Artificial non-magnetic disorder effect and devastation to the FFLO phase in layered organic superconductor κ-(BEDT-TTF)₂Cu(NCS)₂

The exotic superconductivity beyond the well-established BCS theory has attracted substantial attention in both applied and fundamental research across various scientific disciplines. Fulde-Ferrell-Larkin-Ovchinnikov (FFLO) superconductivity is known as one of the unconventional superconducting states, which can be stabilized even above the Pauli limit. In these days, the FFLO state has found a place in numerous textbooks as a non-zero center-of-mass momentum pairing state with spatial modulation in real space. However, some crucial characteristics of the FFLO state remain experimentally elusive, such as direct observation of spatial modulation and the vulnerability to non-magnetic disorders, due to the experimental difficulties.

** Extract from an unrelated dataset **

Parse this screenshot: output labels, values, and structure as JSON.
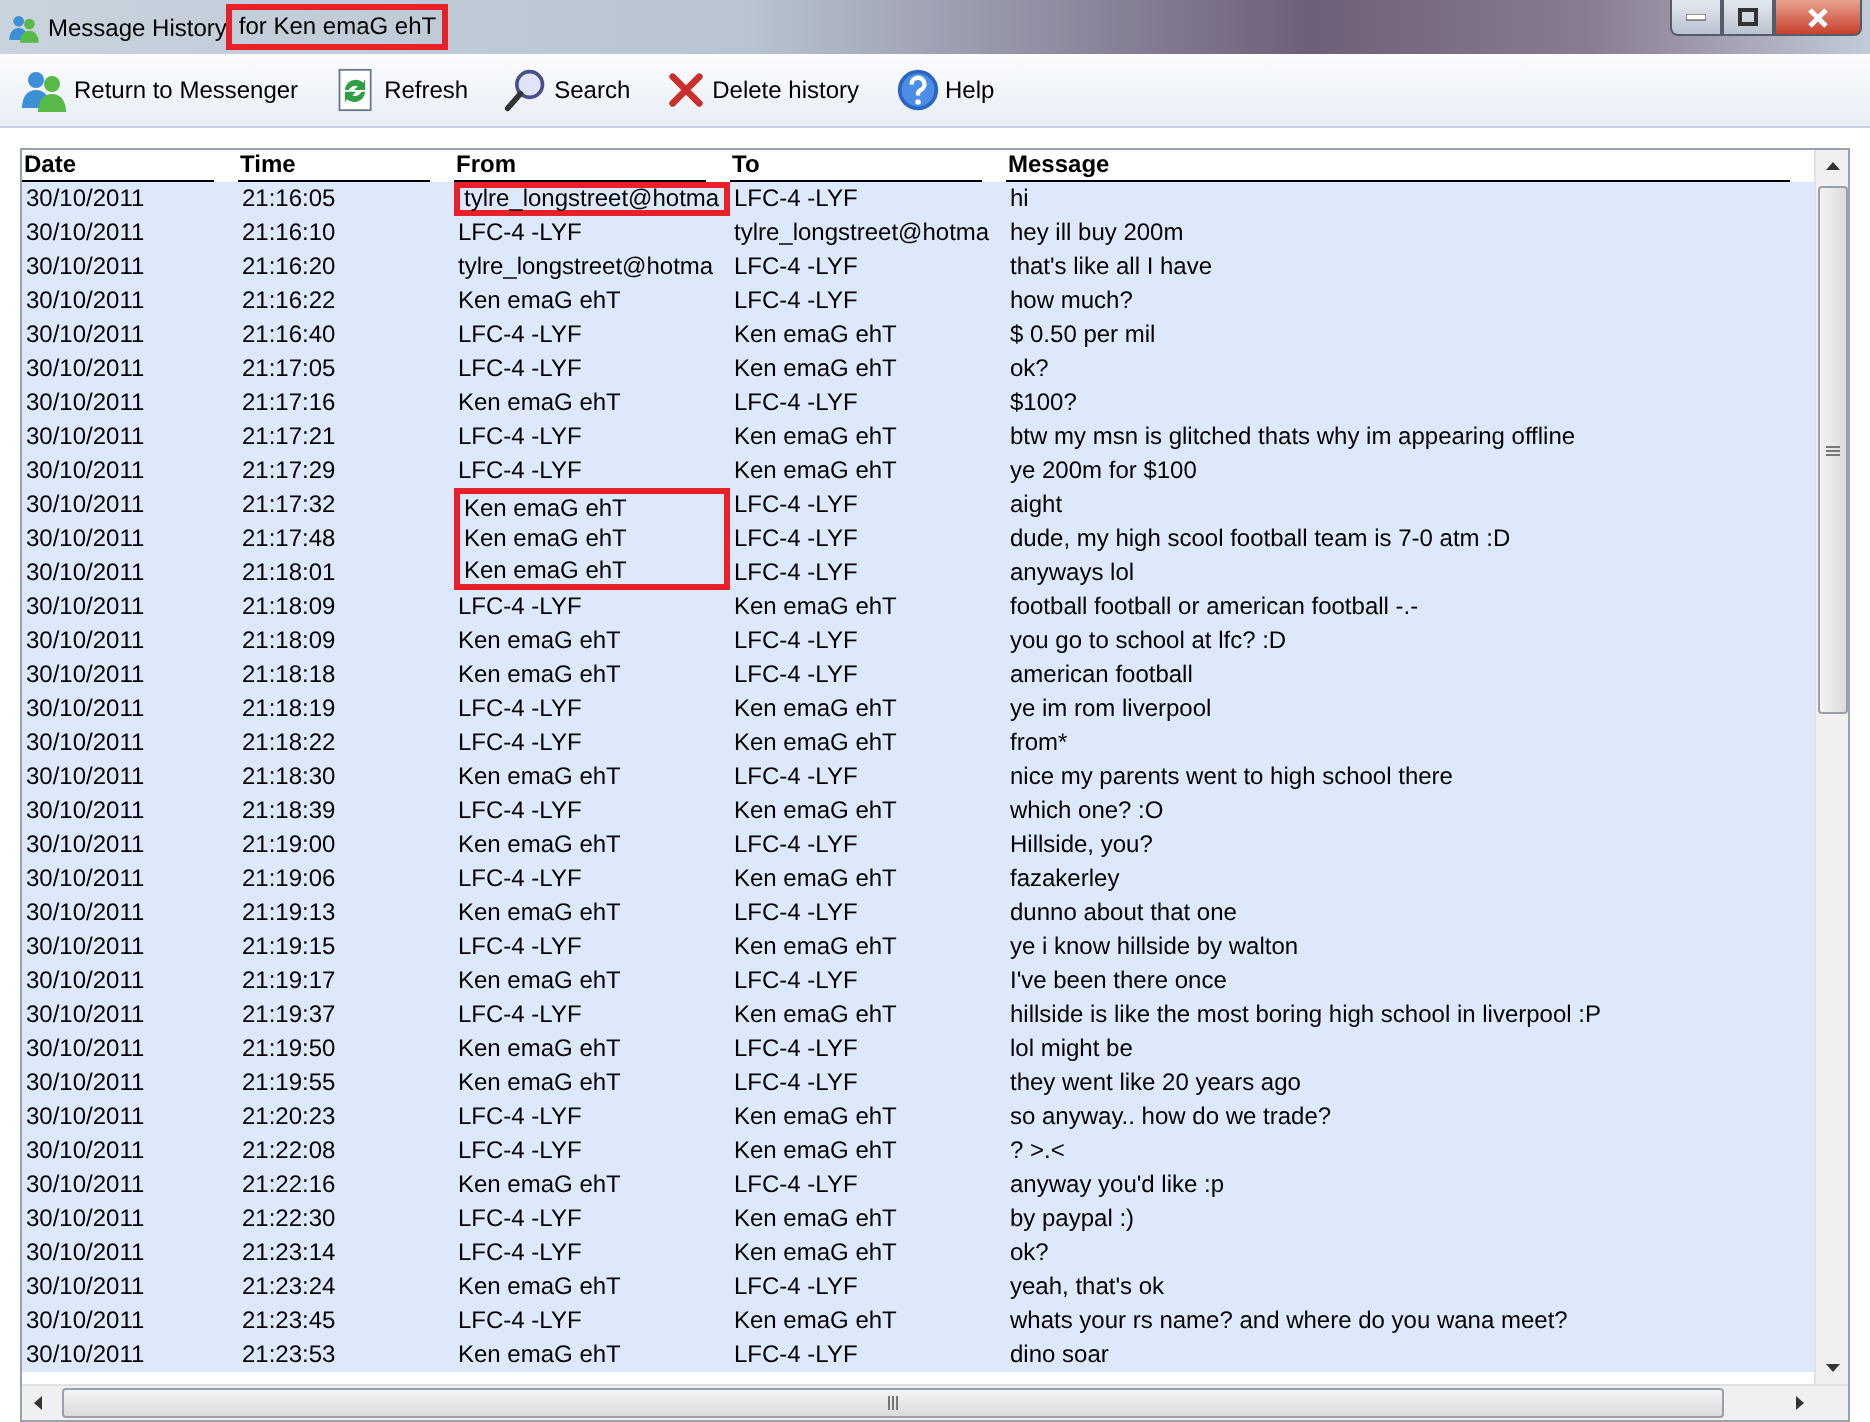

To confirm one of the main characteristics of the FFLO state, vulnerability to non-magnetic disorders, in this study, we performed high-field ultrasound measurements of an X-ray irradiated organic superconductor κ-(BEDT-TTF)₂Cu(NCS)₂ (k-NCS, T_c = 10.2 K), where the concentration of non-magnetic disorder can be artificially controlled, and conclusively demonstrated that the FFLO state is devastated by introducing disorder. Our results indicate that the FFLO state requires as electron mean free path longer than the spatial modulation period, which agrees with the simplest theoretical prediction of the FFLO state.